Wow where is everyone? :shock:


----------



## 41714049 (Feb 23, 2006)

I have this with my Imitator Intermedius... the smaller male always loses. As long as the losing frog doesnt seem stressed the rest of the time and is not losing weight you should be fine. Although keep an eye on them at it can sometimes get out of hand. This behavior is well known... but I never recall anyone saying their mouths were open during the wrestling.


----------



## black_envy (Aug 12, 2006)

Well both frogs seem fine, no one is getting skinny (but they are kinda fat so maybe that would be a good thing :lol: )

Thanks for the response

I just think it was shedding time? For three frogs? At the same time? :shock:


----------



## 41714049 (Feb 23, 2006)

As for the fighting... its pretty normal... as for all look like their shedding at once... no clue... coincidence maybe?


----------



## black_envy (Aug 12, 2006)

Well everyone's been getting along so that's good thanks for the responses, and they are all at a good weight though still


----------



## _Enix_ (Jul 31, 2005)

I dont think the fighting and shedding are linked other than coincidence.

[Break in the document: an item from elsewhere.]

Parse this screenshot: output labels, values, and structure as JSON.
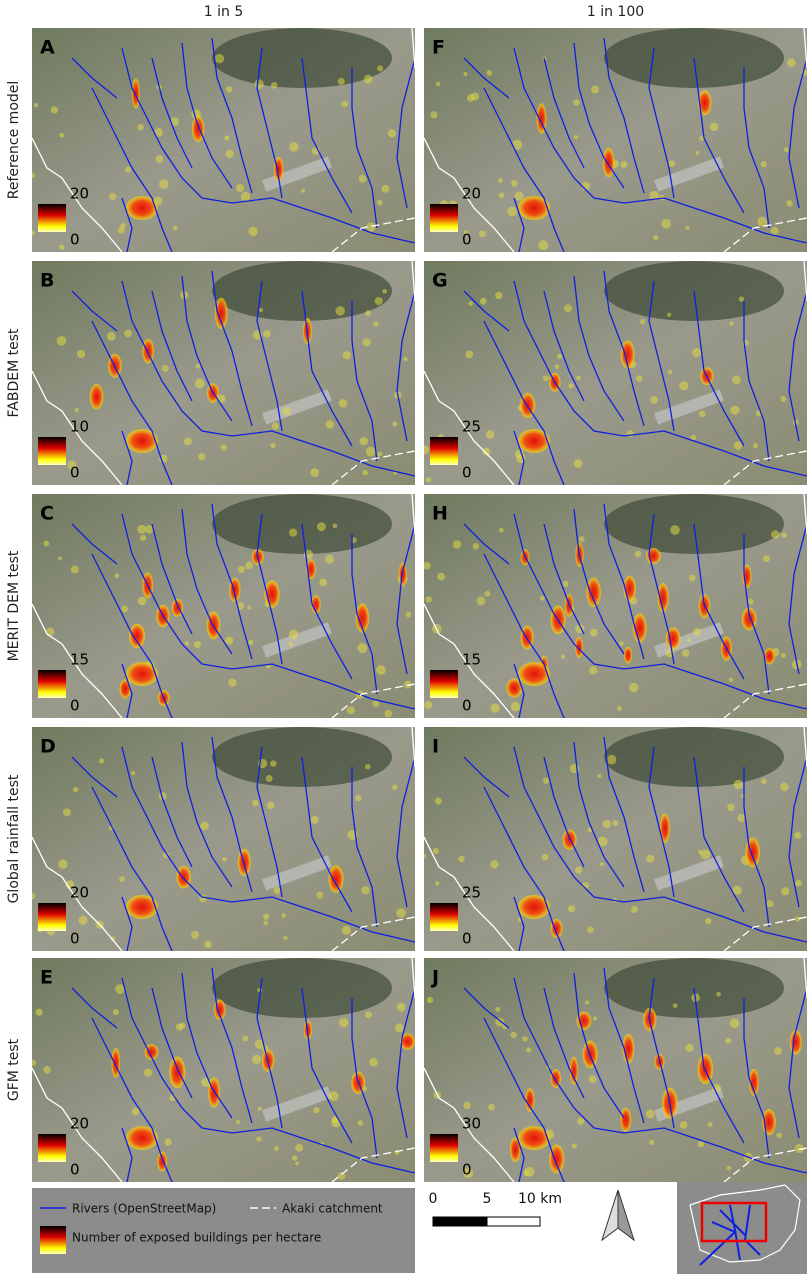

I can tell you that when all 6 of my cobalts were juvies growing up, it was quite common for me to see 3 or more shedding at the same time.


----------



## black_envy (Aug 12, 2006)

Well thats cool, thanks

And whats wierd, all of my frogs are the same size, I mean I don't have a littler one or a bigger one and my fattest frog is a male :shock: (Have seen him calling his fat head off lol :lol: )


----------



## Guest (May 15, 2007)

*NEWB ALERT*

Frogs Shed?


----------



## spydrmn12285 (Oct 24, 2006)

^yep, usually in the morning you'll see your frogs eating their skin and with their mouths open like they're gasping for air. Though it looks freaky, it's normal.


----------



## Guest (May 15, 2007)

Wow I had no idea . . .seriously


----------



## black_envy (Aug 12, 2006)

It freaked me out the first I saw Okyrah doing it, I thought she was choking and I needed to give her the Heimlich luckily I didn't do that


----------



## Guest (May 16, 2007)

Ha :lol:


----------